TOMOKOです。昨年の春にやっと、小さな家が八ヶ岳に建ちました。いずれ終の棲家になる予定なのですが、まだ完全に移住することができず、当分は横浜の家と行ったり来たりの暮らしです。
だからこそ、時々訪れる八ヶ岳を新鮮な気持ちで見られるのかもしれないと思い、八ヶ岳便りを始めることにしました。
八ヶ岳は寒い!というイメージを誰もが持っているようなのですが、それは本当です。寒すぎて雪が降らないというのもどうやら事実らしいのですが、そのめったに降らない雪に今回は遭遇することができ、ラッキーでした。
前日の夕方から夜にかけて降り続いた雪は、深夜には止んでいました。すると今度は満点の星が輝き始め、その圧倒的な光景に言葉を失いました。ここは人工的な明かりの全くない場所ですから、星そのものの煌きが恐いくらい鮮明なのです。
その時、この地球の上にいるのは私一人だけ、というより自分が地球そのものになったような気がしたのです。そして私は宇宙と繋がっていました。時間も思考も停止し、説明のできない不思議な感覚に包まれていました。幸せでした。ただただ幸せでした。ああ、こんなに簡単に人は幸せになれるのだと私は驚き、いやそうではない、幸せであることに、今やっと気付けたのだと思いなおしました。

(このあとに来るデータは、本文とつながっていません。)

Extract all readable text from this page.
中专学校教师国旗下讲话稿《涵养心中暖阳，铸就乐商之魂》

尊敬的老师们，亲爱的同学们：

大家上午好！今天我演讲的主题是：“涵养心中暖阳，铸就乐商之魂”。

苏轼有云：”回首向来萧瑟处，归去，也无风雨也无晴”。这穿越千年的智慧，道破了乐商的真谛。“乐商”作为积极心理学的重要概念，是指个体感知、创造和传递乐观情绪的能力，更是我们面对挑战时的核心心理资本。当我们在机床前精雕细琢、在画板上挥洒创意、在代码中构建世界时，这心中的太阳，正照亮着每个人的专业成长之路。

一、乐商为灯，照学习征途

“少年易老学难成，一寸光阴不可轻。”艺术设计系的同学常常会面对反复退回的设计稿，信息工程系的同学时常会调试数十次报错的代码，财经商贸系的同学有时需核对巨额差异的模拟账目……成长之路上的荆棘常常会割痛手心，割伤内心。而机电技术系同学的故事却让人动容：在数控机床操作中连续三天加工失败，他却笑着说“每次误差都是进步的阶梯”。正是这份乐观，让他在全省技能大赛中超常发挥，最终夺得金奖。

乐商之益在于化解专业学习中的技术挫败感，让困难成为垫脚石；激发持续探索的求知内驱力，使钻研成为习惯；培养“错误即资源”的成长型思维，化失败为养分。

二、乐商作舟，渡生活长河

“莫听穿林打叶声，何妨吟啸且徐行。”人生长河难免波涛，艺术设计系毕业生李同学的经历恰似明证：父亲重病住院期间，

明けがた、富士山の向こう側が茜色に染まり始めました。深い藍色の空には新月に近い細い月。そのすぐそばにひときわ明るい金星。刻一刻と変わってゆく空の色。私は息を止めてカメラのシャッターを押し続けました。そして、あっという間に空は明るみ始め、家々の屋根やカラマツの枝に積もった雪に、透明な金色の光を投げかけてゆきます。それは息を呑むような美しい光景でした。
私はとうとうカメラを持って、外に飛び出しました。すると私よりも先に歩いた足跡が・・・。そう、鹿の足跡です。それは坂を上り、やがて林の中に消えてゆきました。ここ八ヶ岳では農作物に被害を与える害獣とされている鹿ですが、こんな寒い雪の日に、鹿は一体どこで過ごしているのだろう、とつい気になってしまうのでした。
さて、この地方の家は寒冷地仕様といって、寒さ対策は万全です。むしろ横浜の家よりも暖かく、過ごしやすいのには驚きました。南側に大きくとった窓からは太陽の光がたっぷりと入り、日中は暖房もいりません。まるで温室のような暖かさです。冬の間は庭仕事もないので、ゆっくりここで読書を楽しみたいと思います。
さあ、雪景色を眺めながら朝のコーヒーを飲みましょうか。